I am a 1st yr. College student. My question is :: Generally, while dealing with calculus problems ( differential equations, limits, integration ,etc.. ), we work with a large no. of transcendental and algebraic functions and expressions, each of them having specific domains and ranges. Thus in the course of the problem, we are supposed to check the validity of each and every step and ensure that the information regarding the domains is preserved. Specifically, we should check that each and every division performed in the solution should be valid( with non zero denominator). However, while reading and searching through STANDARD TEXTS on calculus, I find that this practice is not EXPLICITLY followed, i.e. in the solution, blatantly expressions are divided to proceed through ( without justifying the division ). For e.g. A step in the solution of a d.e. requires the division of a particular expression by ($\frac{\mathrm dy}{\mathrm dx} - 6y^3+ 7$) to simplify and proceed on the solution path. What I observe( in texts, or in people solving) in such cases is that the division is carried forth without keeping the provision for the case when $\frac{\mathrm dy}{\mathrm dx} = 6y^3-7$. While doing problems I always try to check such cases which greatly reduces my speed in addition to the overburdening headache of keeping the list of exceptions.

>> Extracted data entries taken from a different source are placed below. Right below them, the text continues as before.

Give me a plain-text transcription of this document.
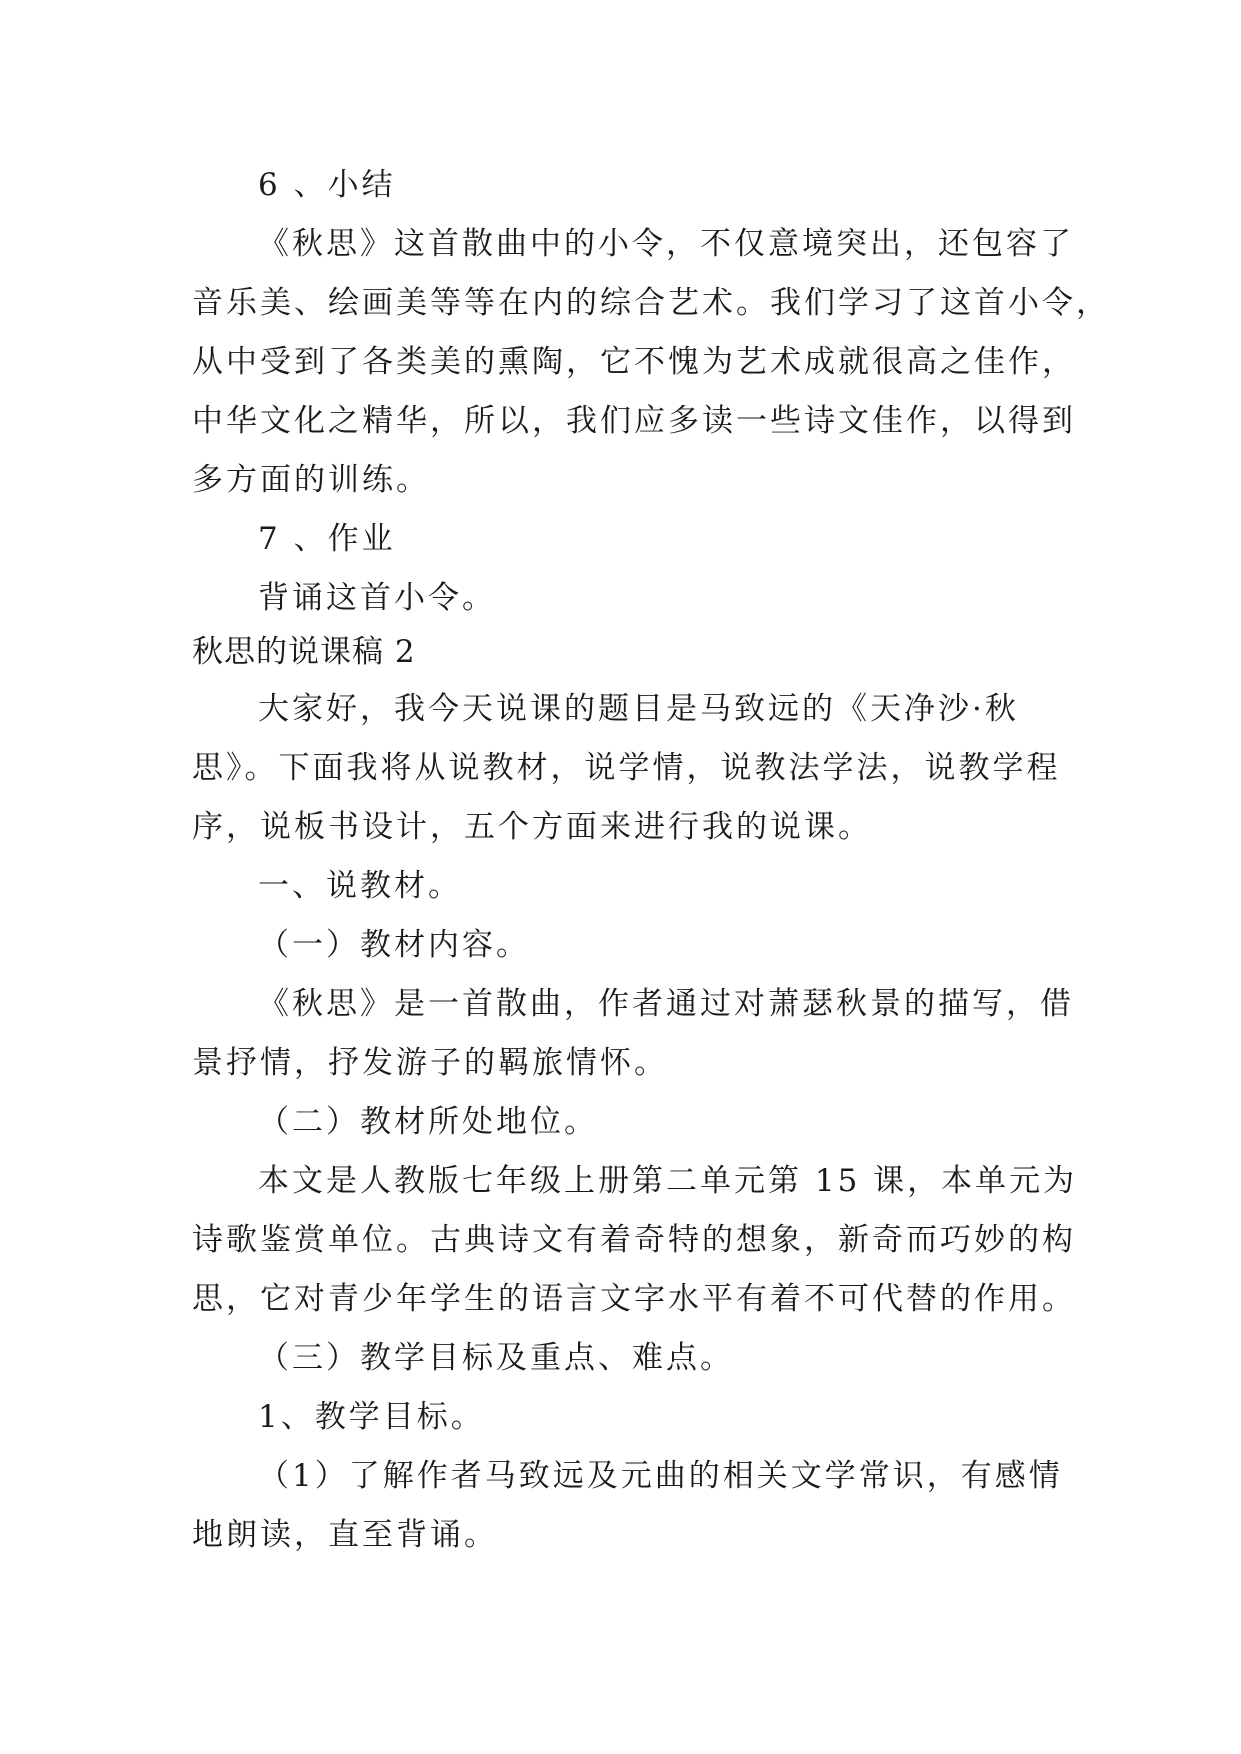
6 、小结
《秋思》这首散曲中的小令，不仅意境突出，还包容了
音乐美、绘画美等等在内的综合艺术。我们学习了这首小令，
从中受到了各类美的熏陶，它不愧为艺术成就很高之佳作，
中华文化之精华，所以，我们应多读一些诗文佳作，以得到
多方面的训练。
7 、作业
背诵这首小令。
秋思的说课稿 2
大家好，我今天说课的题目是马致远的《天净沙·秋
思》。下面我将从说教材，说学情，说教法学法，说教学程
序，说板书设计，五个方面来进行我的说课。
一、说教材。
（一）教材内容。
《秋思》是一首散曲，作者通过对萧瑟秋景的描写，借
景抒情，抒发游子的羁旅情怀。
（二）教材所处地位。
本文是人教版七年级上册第二单元第 15 课，本单元为
诗歌鉴赏单位。古典诗文有着奇特的想象，新奇而巧妙的构
思，它对青少年学生的语言文字水平有着不可代替的作用。
（三）教学目标及重点、难点。
1、教学目标。
（1）了解作者马致远及元曲的相关文学常识，有感情
地朗读，直至背诵。
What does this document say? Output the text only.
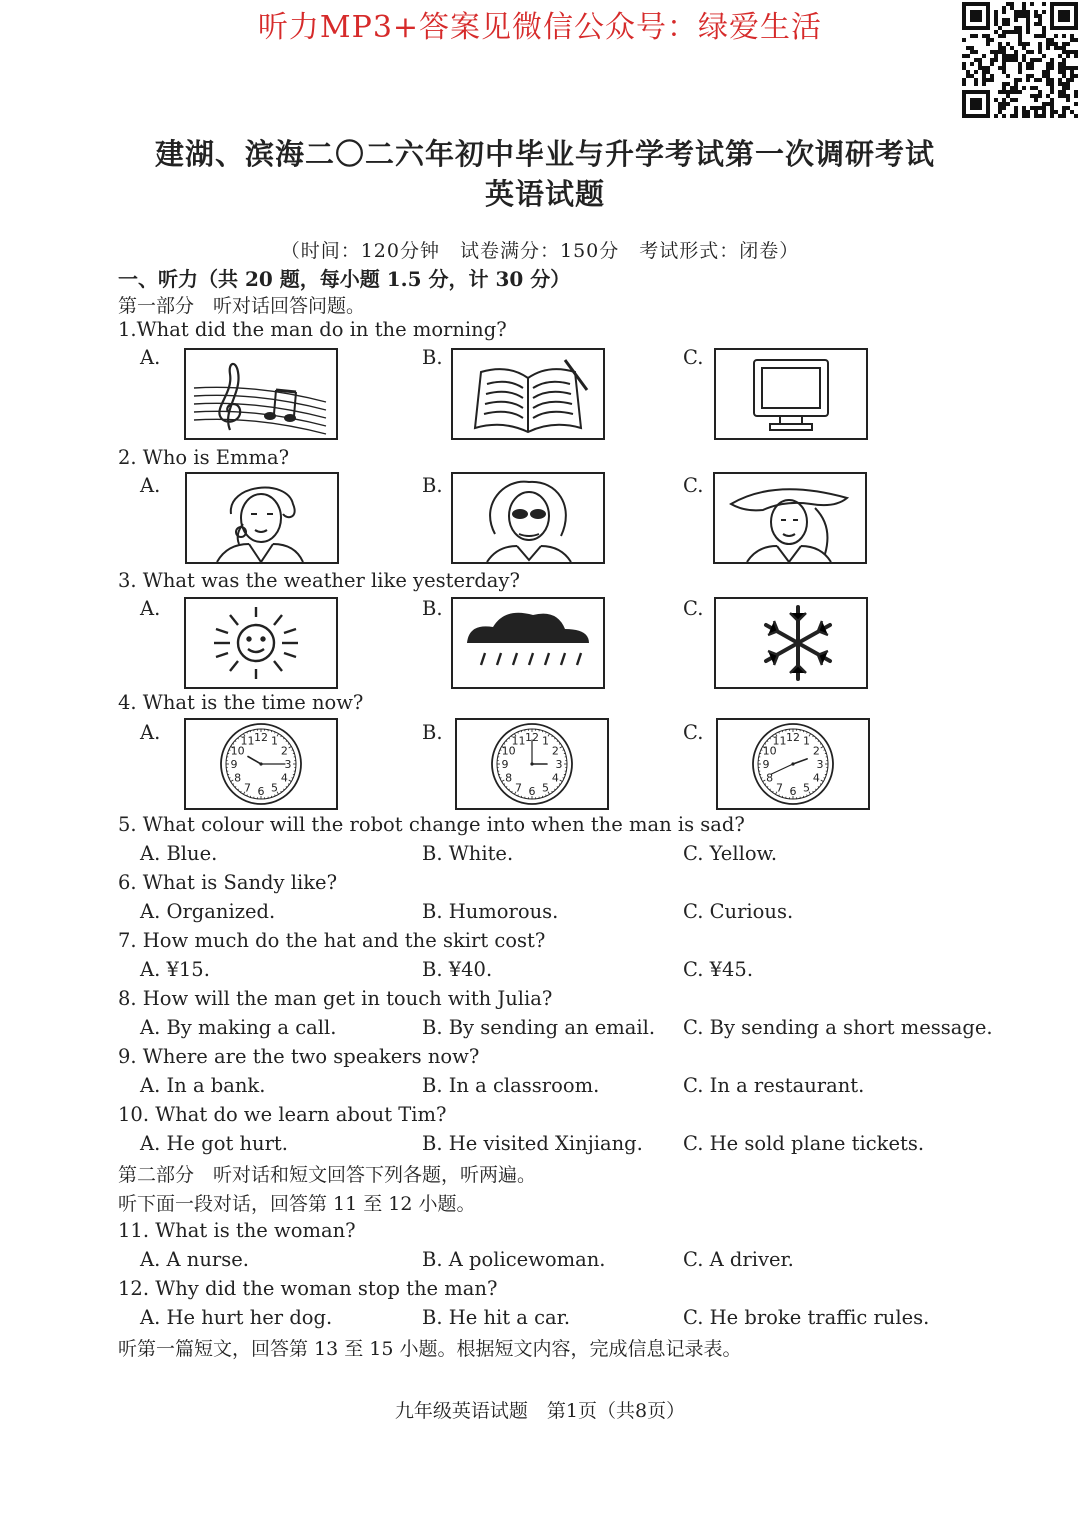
听力MP3+答案见微信公众号：绿爱生活
建湖、滨海二〇二六年初中毕业与升学考试第一次调研考试
英语试题
（时间：120分钟　试卷满分：150分　考试形式：闭卷）
一、听力（共 20 题，每小题 1.5 分，计 30 分）
第一部分　听对话回答问题。
1.What did the man do in the morning?
A.	B.	C.
2. Who is Emma?
A.	B.	C.
3. What was the weather like yesterday?
A.	B.	C.
4. What is the time now?
A.	B.	C.
12 1
2
3
4
5
6
7
8
9
10
11	12 1
2
3
4
5
6
7
8
9
10
11	12 1
2
3
4
5
6
7
8
9
10
11
5. What colour will the robot change into when the man is sad?
A. Blue.	B. White.	C. Yellow.
6. What is Sandy like?
A. Organized.	B. Humorous.	C. Curious.
7. How much do the hat and the skirt cost?
A. ¥15.	B. ¥40.	C. ¥45.
8. How will the man get in touch with Julia?
A. By making a call.	B. By sending an email. C. By sending a short message.
9. Where are the two speakers now?
A. In a bank.	B. In a classroom.	C. In a restaurant.
10. What do we learn about Tim?
A. He got hurt.	B. He visited Xinjiang. C. He sold plane tickets.
第二部分　听对话和短文回答下列各题，听两遍。
听下面一段对话，回答第 11 至 12 小题。
11. What is the woman?
A. A nurse.	B. A policewoman.	C. A driver.
12. Why did the woman stop the man?
A. He hurt her dog.	B. He hit a car.	C. He broke traffic rules.
听第一篇短文，回答第 13 至 15 小题。根据短文内容，完成信息记录表。
九年级英语试题　第1页（共8页）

Hence, even while solving simple differential equations or manipulating trigo expressions, I tend to take much more time, while others get exactly the same answers without the additional checks.
Should I continue with the checks or move on without them or only a few of them( e.g. checking the final answer with the initial conditions, constraints, etc. ). I would be thankful for any clarification or suggestions to my problems. Thanks for bearing with me in this obscure, long thing.
Yes, please keep on worrying about checking all those special cases!
The regrettable fact that some textbook authors are sloppy (when solving separable ODEs, in particular) doesn't make it right.